The SF3B1 gene encodes subunit 1 of the splicing factor 3b protein complex. Several studies have identified SF3B1 mutations in solid tumors, including 9.7% of uveal melanomas, 4% of pancreatic cancers, and 1.8% of BC [13]. The T-box 3 gene (TBX3) is a member of the T-box gene family. Functional analysis has shown that T-box family members are transcription factors with a highly-conserved DNA binding domain known as the T-box and a nuclear localization signal. These proteins can activate and/or repress target genes by binding to T-elements [14]. TBX3 is a critical developmental regulator of several structures but has no known function in adult tissue.
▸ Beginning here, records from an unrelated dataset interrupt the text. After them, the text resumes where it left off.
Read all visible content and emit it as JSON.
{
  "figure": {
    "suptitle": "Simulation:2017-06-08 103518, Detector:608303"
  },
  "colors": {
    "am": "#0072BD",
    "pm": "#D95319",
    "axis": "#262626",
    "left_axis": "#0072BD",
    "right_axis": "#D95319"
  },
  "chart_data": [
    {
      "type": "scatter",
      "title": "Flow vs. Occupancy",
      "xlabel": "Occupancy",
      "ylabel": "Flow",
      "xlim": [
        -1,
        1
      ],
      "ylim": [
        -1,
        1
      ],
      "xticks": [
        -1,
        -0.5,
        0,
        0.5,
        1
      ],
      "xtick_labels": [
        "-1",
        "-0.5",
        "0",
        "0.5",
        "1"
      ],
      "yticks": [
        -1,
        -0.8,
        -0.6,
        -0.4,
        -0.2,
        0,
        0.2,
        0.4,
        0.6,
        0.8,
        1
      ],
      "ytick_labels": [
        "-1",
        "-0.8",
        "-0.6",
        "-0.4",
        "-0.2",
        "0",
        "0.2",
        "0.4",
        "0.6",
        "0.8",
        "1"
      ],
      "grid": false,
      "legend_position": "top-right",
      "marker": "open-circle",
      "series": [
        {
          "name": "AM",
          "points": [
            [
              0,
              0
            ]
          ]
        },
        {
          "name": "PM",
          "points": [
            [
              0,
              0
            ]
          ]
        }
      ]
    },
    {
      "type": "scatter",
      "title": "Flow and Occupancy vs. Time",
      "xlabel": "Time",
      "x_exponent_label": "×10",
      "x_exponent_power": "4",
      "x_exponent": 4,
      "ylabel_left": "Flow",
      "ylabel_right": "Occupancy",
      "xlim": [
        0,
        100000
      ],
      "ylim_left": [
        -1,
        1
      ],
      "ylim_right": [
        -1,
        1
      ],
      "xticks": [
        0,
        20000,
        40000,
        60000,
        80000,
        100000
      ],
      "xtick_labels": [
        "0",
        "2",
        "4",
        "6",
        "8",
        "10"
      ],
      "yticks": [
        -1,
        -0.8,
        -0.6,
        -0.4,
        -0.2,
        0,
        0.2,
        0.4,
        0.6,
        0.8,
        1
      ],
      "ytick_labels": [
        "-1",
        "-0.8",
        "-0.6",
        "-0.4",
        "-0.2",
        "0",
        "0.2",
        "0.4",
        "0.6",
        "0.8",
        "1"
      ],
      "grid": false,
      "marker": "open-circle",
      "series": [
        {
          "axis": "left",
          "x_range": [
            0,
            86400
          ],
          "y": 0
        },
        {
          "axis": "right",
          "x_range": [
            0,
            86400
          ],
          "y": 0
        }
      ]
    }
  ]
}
Nevertheless, TBX3 is frequently overexpressed in several cancers, such as colon cancer, hepatocarcinoma, melanoma, chondrosarcoma, and BC. The identification of TBX3 mutations in breast tumors samples suggests that TBX3 is a driver gene in BC [15]. The protein MAP3K1, on the other hand, acts within the MAP-signaling pathway, which triggers expression of genes important for angiogenesis, proliferation, and cell migration [6]. Moreover, there is evidence to suggest that MAP3K1 is a potential driver gene in BC [6]. On the other hand, post-translational modifications of TBX3 include phosphorylation of 29 sites in which some MAP kinase proteins are involved. Therefore, it is very important to determine whether inherited genetic variants in SF3B1, TBX3, and MAP3K1 genes affect BC risk.
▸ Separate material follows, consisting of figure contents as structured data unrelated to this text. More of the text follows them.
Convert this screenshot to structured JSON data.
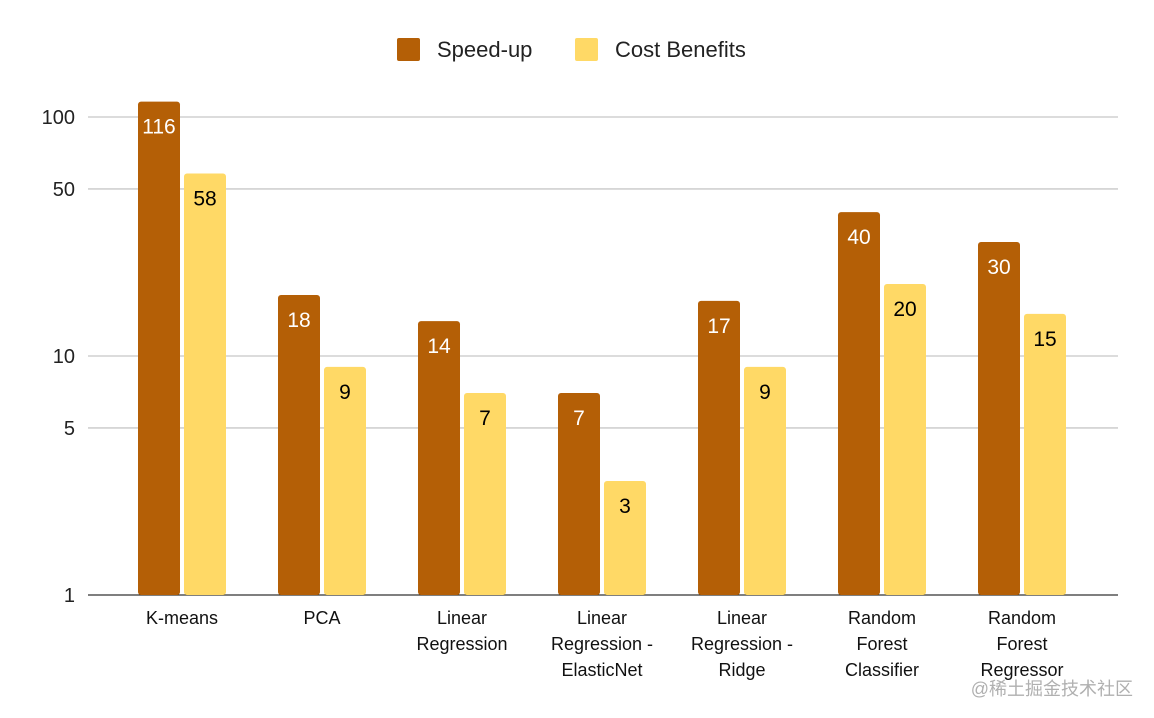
{
  "chart_data": {
    "type": "bar",
    "title": "",
    "xlabel": "",
    "ylabel": "",
    "yscale": "log",
    "ylim": [
      1,
      130
    ],
    "yticks": [
      1,
      5,
      10,
      50,
      100
    ],
    "grid": true,
    "legend_position": "top",
    "categories": [
      "K-means",
      "PCA",
      "Linear\nRegression",
      "Linear\nRegression -\nElasticNet",
      "Linear\nRegression -\nRidge",
      "Random\nForest\nClassifier",
      "Random\nForest\nRegressor"
    ],
    "series": [
      {
        "name": "Speed-up",
        "color": "#b45f06",
        "label_color": "#ffffff",
        "values": [
          116,
          18,
          14,
          7,
          17,
          40,
          30
        ]
      },
      {
        "name": "Cost Benefits",
        "color": "#ffd966",
        "label_color": "#000000",
        "values": [
          58,
          9,
          7,
          3,
          9,
          20,
          15
        ]
      }
    ]
  },
  "watermark": "@稀土掘金技术社区"
}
The present study evaluates the association between specific SNPs and SNP-SNP interactions in the driver genes SF3B1, TBX3, and MAP3K1 with familial and early-onset sporadic BC, studying cases and controls from Chilean families who are negative for BRCA1/2 point mutations. A case–control design was used to explore the relationship between BC susceptibility and the following SNPs: rs4685 (SF3B1), rs12366395 (TBX3), rs72758040 (MAP3K1), rs8853 (TBX3), and rs1061651 (TBX3). Moreover, we assessed the SNP-SNP interaction for rs12366395 and rs72758040 to evaluate their combined effect on BC risk. The SNPs selected in this study were chosen based on their genetic location and their possible consequence within the gene. In addition, it is important to replicate the previous association studies of these SNPs in other populations in order to confirm their effect on BC risk.